La guerra sospesa, ora servono buone idee

MONDO. Sembra impossibile ma in Medio Oriente anche l’annuncio di un cessate il fuoco porta con sé altri lutti e altre tempeste.

Prima che ieri venisse proclamata la tanto sospirata tregua tra Israele e Hezbollah (il Libano ci ha solo messo i morti, quasi 4mila, non certo la volontà di combattere), i caccia dello Stato ebraico hanno compiuto almeno dieci bombardamenti su Beirut, secondo la strategia vista già a Gaza, che mira a ottenere dal controllo totale dei cieli l’effetto di intimidazione e terrore che non viene raggiunto via terra. Nelle stesse ore, il premier israeliano Benjamin Netanyahu subiva un’incursione per lui molto più insidiosa di quelle organizzate da Iran, Hamas e Hezbollah. La Commissione civile d’inchiesta, che ha radunato sotto la guida del giudice Varda Alsheikh esponenti del mondo accademico e della società civile per esaminare i fatti del 7 ottobre 2023 e le stragi compiute da Hamas, ha espresso un giudizio pesantissimo. Netanyahu e il suo Governo sono accusati di «arroganza e cecità», di aver ignorato i ripetuti avvertimenti su possibili attacchi di Hamas e ancor più di aver speso ingenti somme per anni per dare fiato a Hamas e spaccare così il fronte palestinese, cercando di «comprare la tranquillità della sicurezza con i soldi».

Tra Israele e Hezbollah è tregua, non pace

Insomma, una condanna senza appello. Tanto più importante perché Netanyahu (coda di paglia?) ha sempre risposto picche alle pressioni per istituire una commissione d’inchiesta ufficiale sul massacro di 1.200 civili israeliani da parte dei terroristi palestinesi. Le due cose stanno insieme per una ragione precisa. Tra Israele e Hezbollah è stata siglata (mediatori gli Usa e la Francia del redivivo Macron) una tregua, non certo una pace.

Sul lato libanese, il movimento sciita ha già fatto sapere che non intende smobilitare ma, al contrario, mettersi al servizio dei libanesi colpiti dalle distruzioni della guerra. La tattica classica dei movimenti radicali islamici di tutto il Medio Oriente per mescolarsi alla popolazione civile e fare proselitismo. Sul lato israeliano, complice anche il rapporto della suddetta Commissione, si è riaperto lo scontro politico tra il premier Netanyahu e l’ex premier Benny Gantz. Questi è stato anche Capo di Stato maggiore e non ha mai cessato di sostenere che il pericolo vero per Israele non viene da Gaza ma dalla potenza militare di Hezbollah e dai suoi legami con l’Iran.

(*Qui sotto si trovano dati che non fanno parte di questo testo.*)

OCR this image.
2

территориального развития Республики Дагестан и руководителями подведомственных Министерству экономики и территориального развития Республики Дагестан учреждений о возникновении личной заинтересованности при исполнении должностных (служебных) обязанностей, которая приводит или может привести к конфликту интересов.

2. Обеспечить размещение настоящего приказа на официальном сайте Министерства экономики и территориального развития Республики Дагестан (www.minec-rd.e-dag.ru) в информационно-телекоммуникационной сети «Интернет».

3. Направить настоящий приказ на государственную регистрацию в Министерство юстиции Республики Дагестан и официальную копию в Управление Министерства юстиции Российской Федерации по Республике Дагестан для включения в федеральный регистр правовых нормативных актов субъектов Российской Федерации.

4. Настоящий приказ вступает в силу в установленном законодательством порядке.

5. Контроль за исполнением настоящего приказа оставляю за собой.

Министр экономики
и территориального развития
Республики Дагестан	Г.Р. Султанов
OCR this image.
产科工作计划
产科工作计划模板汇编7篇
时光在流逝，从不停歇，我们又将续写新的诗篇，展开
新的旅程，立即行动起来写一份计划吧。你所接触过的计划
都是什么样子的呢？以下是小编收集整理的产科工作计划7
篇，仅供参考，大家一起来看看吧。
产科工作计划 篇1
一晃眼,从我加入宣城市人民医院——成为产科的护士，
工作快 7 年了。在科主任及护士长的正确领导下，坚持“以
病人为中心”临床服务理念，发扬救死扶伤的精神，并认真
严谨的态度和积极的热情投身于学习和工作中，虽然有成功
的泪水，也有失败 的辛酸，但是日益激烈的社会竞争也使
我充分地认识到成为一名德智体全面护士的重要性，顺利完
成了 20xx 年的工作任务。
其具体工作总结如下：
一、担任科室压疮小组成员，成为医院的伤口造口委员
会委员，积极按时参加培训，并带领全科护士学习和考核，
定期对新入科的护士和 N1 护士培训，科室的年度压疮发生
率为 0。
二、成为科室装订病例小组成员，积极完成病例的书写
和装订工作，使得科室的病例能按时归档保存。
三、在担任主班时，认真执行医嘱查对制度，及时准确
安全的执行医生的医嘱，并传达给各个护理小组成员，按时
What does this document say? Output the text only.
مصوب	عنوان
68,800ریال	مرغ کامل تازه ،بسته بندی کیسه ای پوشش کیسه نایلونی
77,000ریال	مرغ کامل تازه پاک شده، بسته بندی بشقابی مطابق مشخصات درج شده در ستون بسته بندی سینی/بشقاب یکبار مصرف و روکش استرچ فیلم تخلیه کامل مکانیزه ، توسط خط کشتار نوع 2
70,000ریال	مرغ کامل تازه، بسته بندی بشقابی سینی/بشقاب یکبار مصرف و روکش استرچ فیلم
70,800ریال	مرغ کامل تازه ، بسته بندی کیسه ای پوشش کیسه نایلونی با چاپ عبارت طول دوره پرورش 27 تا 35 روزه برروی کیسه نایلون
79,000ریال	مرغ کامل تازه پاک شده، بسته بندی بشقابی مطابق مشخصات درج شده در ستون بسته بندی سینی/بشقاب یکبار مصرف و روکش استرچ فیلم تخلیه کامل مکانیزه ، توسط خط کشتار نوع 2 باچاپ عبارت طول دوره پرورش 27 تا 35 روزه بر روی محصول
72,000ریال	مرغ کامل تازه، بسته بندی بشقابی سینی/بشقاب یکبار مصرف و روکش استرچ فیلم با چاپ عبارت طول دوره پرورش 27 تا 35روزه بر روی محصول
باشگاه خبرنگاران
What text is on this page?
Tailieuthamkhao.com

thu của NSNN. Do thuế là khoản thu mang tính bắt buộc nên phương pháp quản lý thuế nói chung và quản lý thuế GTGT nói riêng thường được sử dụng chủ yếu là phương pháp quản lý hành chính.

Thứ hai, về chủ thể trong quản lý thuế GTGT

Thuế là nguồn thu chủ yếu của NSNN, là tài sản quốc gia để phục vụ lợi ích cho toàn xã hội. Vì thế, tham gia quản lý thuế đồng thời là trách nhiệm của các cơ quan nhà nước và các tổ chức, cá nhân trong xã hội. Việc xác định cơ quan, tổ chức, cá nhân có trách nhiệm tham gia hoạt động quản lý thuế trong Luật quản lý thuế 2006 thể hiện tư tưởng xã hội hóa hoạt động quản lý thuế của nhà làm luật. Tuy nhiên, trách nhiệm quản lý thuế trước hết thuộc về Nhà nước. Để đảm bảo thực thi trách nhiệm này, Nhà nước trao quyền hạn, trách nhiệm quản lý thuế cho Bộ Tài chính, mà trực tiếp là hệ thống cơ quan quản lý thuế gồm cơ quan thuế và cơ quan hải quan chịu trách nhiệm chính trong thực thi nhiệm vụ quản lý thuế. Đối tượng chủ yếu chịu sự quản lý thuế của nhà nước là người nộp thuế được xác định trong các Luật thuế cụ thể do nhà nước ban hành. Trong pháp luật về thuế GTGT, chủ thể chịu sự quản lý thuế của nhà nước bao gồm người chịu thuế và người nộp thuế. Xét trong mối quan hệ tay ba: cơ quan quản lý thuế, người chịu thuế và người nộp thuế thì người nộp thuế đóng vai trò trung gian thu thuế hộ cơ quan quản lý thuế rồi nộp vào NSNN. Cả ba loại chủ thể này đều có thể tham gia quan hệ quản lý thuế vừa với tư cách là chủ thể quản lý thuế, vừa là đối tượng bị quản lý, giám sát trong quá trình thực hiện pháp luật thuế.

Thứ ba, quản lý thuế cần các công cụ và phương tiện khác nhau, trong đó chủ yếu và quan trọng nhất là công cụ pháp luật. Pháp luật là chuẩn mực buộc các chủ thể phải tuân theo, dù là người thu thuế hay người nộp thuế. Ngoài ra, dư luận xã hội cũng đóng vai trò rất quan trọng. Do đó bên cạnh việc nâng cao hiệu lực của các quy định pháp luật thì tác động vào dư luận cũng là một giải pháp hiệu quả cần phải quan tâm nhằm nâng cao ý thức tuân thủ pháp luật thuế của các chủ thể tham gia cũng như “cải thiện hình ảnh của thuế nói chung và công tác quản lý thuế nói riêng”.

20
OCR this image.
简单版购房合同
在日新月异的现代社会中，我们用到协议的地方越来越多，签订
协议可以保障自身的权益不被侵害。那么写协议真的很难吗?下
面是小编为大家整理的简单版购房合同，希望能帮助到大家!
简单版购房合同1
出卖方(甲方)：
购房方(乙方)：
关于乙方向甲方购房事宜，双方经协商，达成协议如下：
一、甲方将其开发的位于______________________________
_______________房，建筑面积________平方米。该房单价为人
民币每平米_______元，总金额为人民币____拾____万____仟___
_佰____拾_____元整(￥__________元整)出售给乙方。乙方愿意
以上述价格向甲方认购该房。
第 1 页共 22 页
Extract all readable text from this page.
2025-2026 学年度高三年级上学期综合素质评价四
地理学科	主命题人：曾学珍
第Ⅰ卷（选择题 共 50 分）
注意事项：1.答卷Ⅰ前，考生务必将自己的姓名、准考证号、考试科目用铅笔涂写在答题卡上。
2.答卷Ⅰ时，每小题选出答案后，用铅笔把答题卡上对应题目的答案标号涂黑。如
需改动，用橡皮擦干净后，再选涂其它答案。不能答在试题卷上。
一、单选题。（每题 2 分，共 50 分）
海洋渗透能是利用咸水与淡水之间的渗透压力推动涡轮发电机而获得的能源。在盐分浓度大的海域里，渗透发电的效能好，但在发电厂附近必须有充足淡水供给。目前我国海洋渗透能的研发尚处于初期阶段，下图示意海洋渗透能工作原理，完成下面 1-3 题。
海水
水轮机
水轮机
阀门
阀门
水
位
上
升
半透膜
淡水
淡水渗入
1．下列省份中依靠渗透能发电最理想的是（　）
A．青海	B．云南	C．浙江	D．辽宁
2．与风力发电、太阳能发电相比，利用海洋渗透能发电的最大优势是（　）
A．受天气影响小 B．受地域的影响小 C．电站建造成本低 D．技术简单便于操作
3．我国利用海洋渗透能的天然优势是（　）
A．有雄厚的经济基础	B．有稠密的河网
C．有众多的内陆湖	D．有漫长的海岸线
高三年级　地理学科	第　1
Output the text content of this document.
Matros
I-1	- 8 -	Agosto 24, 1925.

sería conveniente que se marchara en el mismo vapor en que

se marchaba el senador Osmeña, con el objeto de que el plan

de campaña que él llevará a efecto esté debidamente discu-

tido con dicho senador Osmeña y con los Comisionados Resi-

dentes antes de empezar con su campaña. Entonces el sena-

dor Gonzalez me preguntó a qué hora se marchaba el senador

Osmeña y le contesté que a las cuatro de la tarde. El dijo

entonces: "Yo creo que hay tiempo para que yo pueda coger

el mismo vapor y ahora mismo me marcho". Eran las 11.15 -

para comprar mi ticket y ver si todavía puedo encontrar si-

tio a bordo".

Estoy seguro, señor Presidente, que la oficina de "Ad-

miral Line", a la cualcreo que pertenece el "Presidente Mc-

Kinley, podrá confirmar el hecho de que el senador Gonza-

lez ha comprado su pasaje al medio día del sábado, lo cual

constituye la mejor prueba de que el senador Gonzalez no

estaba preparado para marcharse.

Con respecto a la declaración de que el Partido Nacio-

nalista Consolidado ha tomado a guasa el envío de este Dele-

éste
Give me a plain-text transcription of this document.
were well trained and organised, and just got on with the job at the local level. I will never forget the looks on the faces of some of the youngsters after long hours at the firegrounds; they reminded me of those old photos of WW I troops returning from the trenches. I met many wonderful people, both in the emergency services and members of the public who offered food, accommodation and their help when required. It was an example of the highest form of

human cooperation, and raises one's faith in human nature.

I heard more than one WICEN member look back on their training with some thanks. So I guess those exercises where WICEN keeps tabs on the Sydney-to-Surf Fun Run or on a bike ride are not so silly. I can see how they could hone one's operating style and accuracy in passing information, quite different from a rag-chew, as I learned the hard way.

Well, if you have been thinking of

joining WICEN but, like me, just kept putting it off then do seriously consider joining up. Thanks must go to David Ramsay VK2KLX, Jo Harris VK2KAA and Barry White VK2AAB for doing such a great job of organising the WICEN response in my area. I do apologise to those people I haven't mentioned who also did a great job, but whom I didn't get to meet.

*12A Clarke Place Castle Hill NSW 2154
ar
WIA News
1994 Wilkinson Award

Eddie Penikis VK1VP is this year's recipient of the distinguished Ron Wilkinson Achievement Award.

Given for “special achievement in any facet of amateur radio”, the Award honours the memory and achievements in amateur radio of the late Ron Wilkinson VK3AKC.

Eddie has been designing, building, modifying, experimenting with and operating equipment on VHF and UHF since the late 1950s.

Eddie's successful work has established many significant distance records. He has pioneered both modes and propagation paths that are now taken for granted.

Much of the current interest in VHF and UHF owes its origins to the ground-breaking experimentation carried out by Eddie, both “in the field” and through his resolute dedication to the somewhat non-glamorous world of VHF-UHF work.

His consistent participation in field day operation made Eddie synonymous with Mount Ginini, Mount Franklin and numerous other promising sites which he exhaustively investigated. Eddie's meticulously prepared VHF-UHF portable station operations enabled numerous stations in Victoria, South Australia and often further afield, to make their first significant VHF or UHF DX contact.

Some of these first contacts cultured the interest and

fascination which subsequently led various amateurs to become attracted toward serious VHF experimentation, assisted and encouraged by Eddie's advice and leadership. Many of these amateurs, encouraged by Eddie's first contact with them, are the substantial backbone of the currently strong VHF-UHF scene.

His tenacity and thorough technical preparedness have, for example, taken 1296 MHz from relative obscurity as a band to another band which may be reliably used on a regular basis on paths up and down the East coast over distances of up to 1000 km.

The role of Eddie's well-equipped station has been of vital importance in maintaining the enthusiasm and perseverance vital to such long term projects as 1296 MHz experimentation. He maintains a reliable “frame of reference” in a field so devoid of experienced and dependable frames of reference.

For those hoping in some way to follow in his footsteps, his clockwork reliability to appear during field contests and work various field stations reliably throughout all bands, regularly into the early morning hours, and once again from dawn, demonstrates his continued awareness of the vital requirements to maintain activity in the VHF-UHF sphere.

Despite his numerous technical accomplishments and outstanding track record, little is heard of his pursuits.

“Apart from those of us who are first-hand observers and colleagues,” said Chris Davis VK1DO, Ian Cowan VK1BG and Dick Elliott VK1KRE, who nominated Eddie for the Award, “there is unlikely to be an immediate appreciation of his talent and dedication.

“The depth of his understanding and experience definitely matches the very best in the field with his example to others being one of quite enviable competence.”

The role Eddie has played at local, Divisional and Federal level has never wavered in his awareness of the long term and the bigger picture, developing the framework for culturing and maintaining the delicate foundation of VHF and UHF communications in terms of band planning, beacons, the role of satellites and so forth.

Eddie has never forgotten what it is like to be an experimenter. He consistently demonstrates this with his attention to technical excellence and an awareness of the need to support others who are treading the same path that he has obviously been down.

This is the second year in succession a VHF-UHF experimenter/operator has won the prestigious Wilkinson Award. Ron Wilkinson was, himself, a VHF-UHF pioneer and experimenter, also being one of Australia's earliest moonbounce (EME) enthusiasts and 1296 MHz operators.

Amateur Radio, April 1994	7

Non a caso nel giugno scorso Gantz si era dimesso dal gabinetto di guerra, adducendo come ragione la mancanza di una visione strategica per il dopo guerra.

Il fronte interno israeliano

Nello spazio di questa tregua, quindi, da un lato Hezbollah cercherà di riorganizzarsi, dall’altro Gantz proverà a dare l’assalto al fortino politico di Netanyahu proprio argomentando che il premier non solo non riesce a proteggere gli israeliani ma conduce anche guerre che sbagliano il bersaglio. Per lui era giusto arrivare a una tregua a Gaza, anche per salvare gli ostaggi, mentre non ha senso fermarsi di fronte al nemico sciita annidato in Libano. Due propositi, quelli dei leader di Hezbollah e di Gantz, che in caso di riuscita sono destinati a confliggere e che quindi lasciano la porta aperta a una ripresa delle ostilità.

Libano, la tregua e i nodi irrisolti

Nel frattempo restano irrisolti due problemi fondamentali. Il primo è che cosa fare dei palestinesi, anche alla luce della nuova amministrazione americana. Trump sta assegnando le cariche connesse con il Medio Oriente a una serie di falchi pro Israele, e la cosa non fa ben sperare. Perché comunque ci sono milioni di palestinesi a cui occorre dare una prospettiva, anche per sottrarli alla fascinazione violenta di Hamas. Netanyahu, si sa, confida nei quattrini e nelle bombe per sventare l’ipotesi di uno Stato di Palestina, ma qualcosa di un po’ più serio del Grande piano (ipse dixit) trumpiano del 2020 bisognerà produrlo.

Lo stesso vale per il Libano. Hezbollah ha costruito un contropotere dentro lo Stato, che infatti è impotente a reagire. Ma se Europa e Usa credono che la minaccia dei proxy dell’Iran vada sventata, allora è proprio sulla sovranità statuale libanese che occorrerà agire, per rinforzarla e renderla efficace. La tregua va benissimo, qualche buona idea politica andrebbe ancor meglio.